The Marshall Islands link is the official flag state report,
and it is a pretty good one.
What's really unusual it that they put it on the web
with about six other reports.
Why they picked this six out of the hundreds of MI flag
casualties, I have no idea.
Anyway the problem started with problems with the radar,
then the gyro compass, compounded by the fact that
the AB on watch left the bridge an hour before the grounding,
and never came back, leaving the 2/0 by himself.
Visibility was poor in intermittant rain squalls.
The 2/O did not react properly to all these problems,
and only belatedly checked his postion with the GPS
which was on the chart table.
About the time he realized he was in trouble,
and went hard port to get offshore, the ship grounded hard.
just a few hundred yards off the shore, in the surf zone.
When the master realized he could not get the off
with his own power, he did a smart thing.
He ballasted down.
He did this to prevent the ship pounding in the surf.
But he also improved his hydrostatic balance dramatically.
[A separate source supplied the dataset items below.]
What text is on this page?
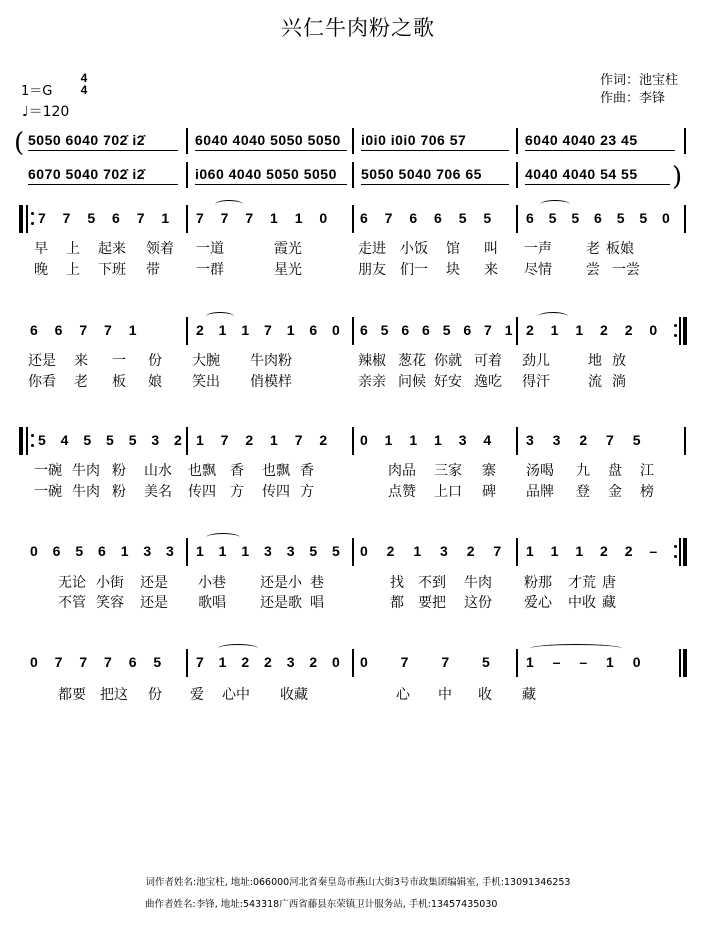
兴仁牛肉粉之歌
1＝G
4
4
♩＝120
作词：池宝柱
作曲：李锋
(
)
5050 6040 702̇ i2̇	6040 4040 5050 5050 i0i0 i0i0 706 57	6040 4040 23 45
6070 5040 702̇ i2̇	i060 4040 5050 5050 5050 5040 706 65	4040 4040 54 55
7 7 5 6 7 1 7 7 7 1 1 0 6 7 6 6 5 5 6 5 5 6 5 5 0
早 上 起来 领着 一道	霞光	走进 小饭 馆 叫 一声 老 板娘
晚 上 下班 带	一群	星光	朋友 们一 块 来 尽情 尝 一尝
6 6 7 7 1	2 1 1 7 1 6 0 6 5 6 6 5 6 7 1 2 1 1 2 2 0
还是 来 一 份 大腕 牛肉粉	辣椒 葱花 你就 可着 劲儿	地放
你看 老 板 娘 笑出 俏模样	亲亲 问候 好安 逸吃 得汗	流淌
5 4 5 5 5 3 2 1 7 2 1 7 2 0 1 1 1 3 4 3 3 2 7 5
一碗 牛肉 粉 山水 也飘 香 也飘 香	肉品 三家 寨 汤喝 九 盘 江
一碗 牛肉 粉 美名 传四 方 传四 方	点赞 上口 碑 品牌 登 金 榜
0 6 5 6 1 3 3 1 1 1 3 3 5 5 0 2 1 3 2 7 1 1 1 2 2 –
无论 小街 还是 小巷 还是小 巷	找 不到 牛肉 粉那 才荒 唐
不管 笑容 还是 歌唱 还是歌 唱	都 要把 这份 爱心 中收 藏
0 7 7 7 6 5 7 1 2 2 3 2 0 0 7 7 5	1 – – 1 0
都要 把这 份 爱 心中 收藏	心 中 收 藏
词作者姓名:池宝柱, 地址:066000河北省秦皇岛市燕山大街3号市政集团编辑室, 手机:13091346253
曲作者姓名:李锋, 地址:543318广西省藤县东荣镇卫计服务站, 手机:13457435030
The fact that the ship had already part discharged
also helped matters.
Weather was at times bad while she was stranded.
A South African air force spokesman,
talking about the helicopter rescue of half of the crew
on the day of the grounding said
"It's raining, high speed winds, up to 8 metre swells."
The latter seems unlikely.
But photos in the MI report show the ship was clearly
in the surf zone with waves breaking over her stern.
Photo at the Smit site shows a large wave breaking
over the main deck.
On July 31st the ship was refloated,
after redistributing the cargo and
lightering about 2000 m3 of cargo and fuel oil,
one of the very few successful refloats off the South African coast.
Despite extensive damage requiring 925 tons of steel,
there is no report of any spillage.
The MI report explicitly claims there was none.
This was a single hull lship.
Apparently wave pumping was ineffective.
Almost all the damage was very low.
The Marshall Islands report has some pretty good pictures.
The Master's decision to ballast down,
not only saved his ship, but also resulted in nil spillage,
a point the MI report does not mention.